Effect
of Electric Cars on Oil Price and Demand
First let's understand what oil marketing
companies are that OMC, the job of an oil marketing company is to buy crude oil
ie crude oil, then extract it from a refining company, to extract oil from it,
diesel, etc. and sell this oil to the dealer Indian Oil in India Corporation
Limited Bharat Petroleum CorporationLtd, Hindustan Petrol Corporation Ltd, has
more than 90% market share in India.
How is the price of oil calculated and why is it
so expensive?
The first step is to buy crude oil, that is, to buy crude oil, which is mostly brought from one country to another and in our India also, oil is brought to India by ship, the cost of this is also called cost and freight. Then import Charges are also added to it. Oil transported and brought to India, its insurance Charges, ocean Losses, Port Fees, all this comes under import charges, this which has come to your India, in which the Indian government levies custom duty, then it is sent to the refinery where it is processed. After taking out diesel, petrol, etc. from him. It is known that the charge incurred in refining crude oil is also called Refinery transfer price, whenever it is refined, oil marketing companies sell them to dealers. The cost of digesting the dealer is also called inland Freight. From buying oil to selling it to the dealer, all the expenses open. The total expenditure made by it is also called the Total desire price and the price at which the oil marketing company sends it to the dealers is also called the Deposit price, after that, the Government of India imposes exercise duty on it and the state government imposes VAT on it and on. The commission of the most dealer as per liters also gets added to it. Then after adding these expenses and profits, the price at which we get oil is called retail price.

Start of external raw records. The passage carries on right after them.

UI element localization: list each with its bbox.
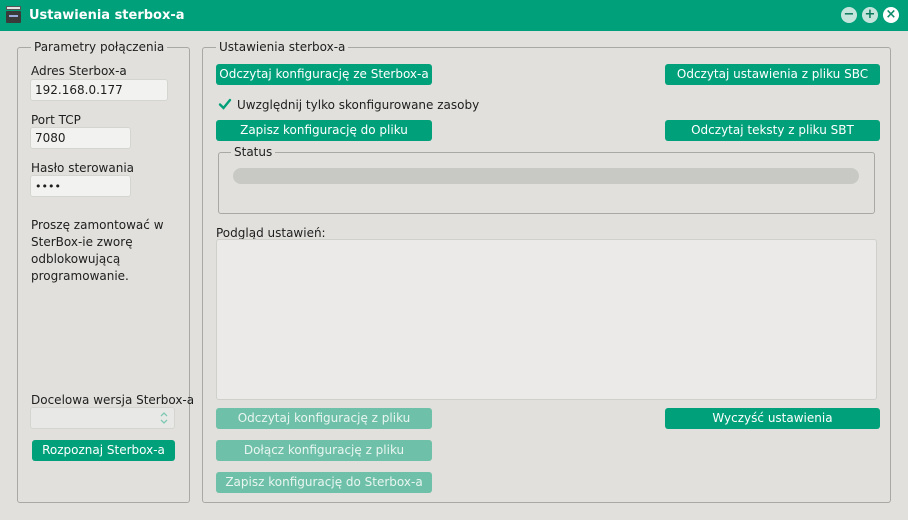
password-label: Hasło sterowania <box>31 161 135 175</box>
port-input[interactable] <box>30 127 131 149</box>
preview-textarea[interactable] <box>216 239 877 400</box>
close-button[interactable]: × <box>883 7 899 23</box>
preview-label: Podgląd ustawień: <box>216 226 326 240</box>
spinner-arrows-icon <box>160 412 168 424</box>
only-configured-checkbox[interactable] <box>218 97 232 111</box>
save-config-file-button[interactable]: Zapisz konfigurację do pliku <box>216 120 432 141</box>
minimize-button[interactable]: − <box>841 7 857 23</box>
settings-group-title: Ustawienia sterbox-a <box>216 40 349 54</box>
detect-sterbox-button[interactable]: Rozpoznaj Sterbox-a <box>32 440 175 461</box>
minimize-icon: − <box>843 7 855 22</box>
address-label: Adres Sterbox-a <box>31 64 127 78</box>
app-icon <box>6 6 21 23</box>
maximize-icon: + <box>864 7 876 22</box>
status-progress-bar <box>233 168 859 184</box>
port-label: Port TCP <box>31 113 81 127</box>
connection-group-title: Parametry połączenia <box>31 40 168 54</box>
close-icon: × <box>885 7 897 22</box>
only-configured-label[interactable]: Uwzględnij tylko skonfigurowane zasoby <box>237 98 479 112</box>
attach-config-file-button[interactable]: Dołącz konfigurację z pliku <box>216 440 432 461</box>
clear-settings-button[interactable]: Wyczyść ustawienia <box>665 408 880 429</box>
window-title: Ustawienia sterbox-a <box>29 8 185 23</box>
password-input[interactable] <box>30 175 131 197</box>
target-version-select[interactable] <box>30 407 175 429</box>
target-version-label: Docelowa wersja Sterbox-a <box>31 393 195 407</box>
read-config-sterbox-button[interactable]: Odczytaj konfigurację ze Sterbox-a <box>216 64 432 85</box>
write-config-sterbox-button[interactable]: Zapisz konfigurację do Sterbox-a <box>216 472 432 493</box>
title-bar[interactable]: Ustawienia sterbox-a − + × <box>0 0 908 31</box>
read-sbc-file-button[interactable]: Odczytaj ustawienia z pliku SBC <box>665 64 880 85</box>
address-input[interactable] <box>30 79 168 101</box>
info-text: Proszę zamontować w SterBox-ie zworę odb… <box>31 218 164 283</box>
read-config-file-button[interactable]: Odczytaj konfigurację z pliku <box>216 408 432 429</box>
read-sbt-file-button[interactable]: Odczytaj teksty z pliku SBT <box>665 120 880 141</box>
status-group-title: Status <box>231 145 276 159</box>
checkmark-icon <box>218 98 232 110</box>
maximize-button[interactable]: + <box>862 7 878 23</box>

There are always two Antonyms
things going on in the economy and it is considered that demand and supply. As
crude oil is a natural thing. As we know that oil is
a natural thing and it is extracted from underground, so the supply of that
thing is always more and the demand is more than that because our car is fueled
by petrol or other vehicles to run trucks and other cars. As Requires diesel
which is made from refinery oil.
How oil price describes the economy?
Crude oil consumption is expected to be slightly over 100 million barrels per day (b/d) by the end of 2019, compared to around 86 million barrels/day in 2010. There has been an average increase of 1.5 million barrels/day every year since 2010. Simple math would suggest the estimated consumption to be around 147 million b/d by 2050. But taking into account the policies of governments and the targets for renewable energy consumption, switching to electric vehicles, increasing energy efficiency, etc., 147 million b/d should be very little. right? but how much?
And especially when we are talking about electric vehicles, which becomes especially important when more than 20 million people, that is, 22% of the customers, always ask about the vehicle in the next 30 years. Can estimate that the vehicles will increase and how big it is, it is not sure but it should be maybe larger than 3% because populations are growing at around the same rate
If it continues like this, then by 2030 the
price of oil will decrease and the price of electricity will increase, and if
by 2050, then it may be that oil may not be in demand as much as it is today
and will come to an end. But that will not come because it is an energetic
source and it is also used for many other things.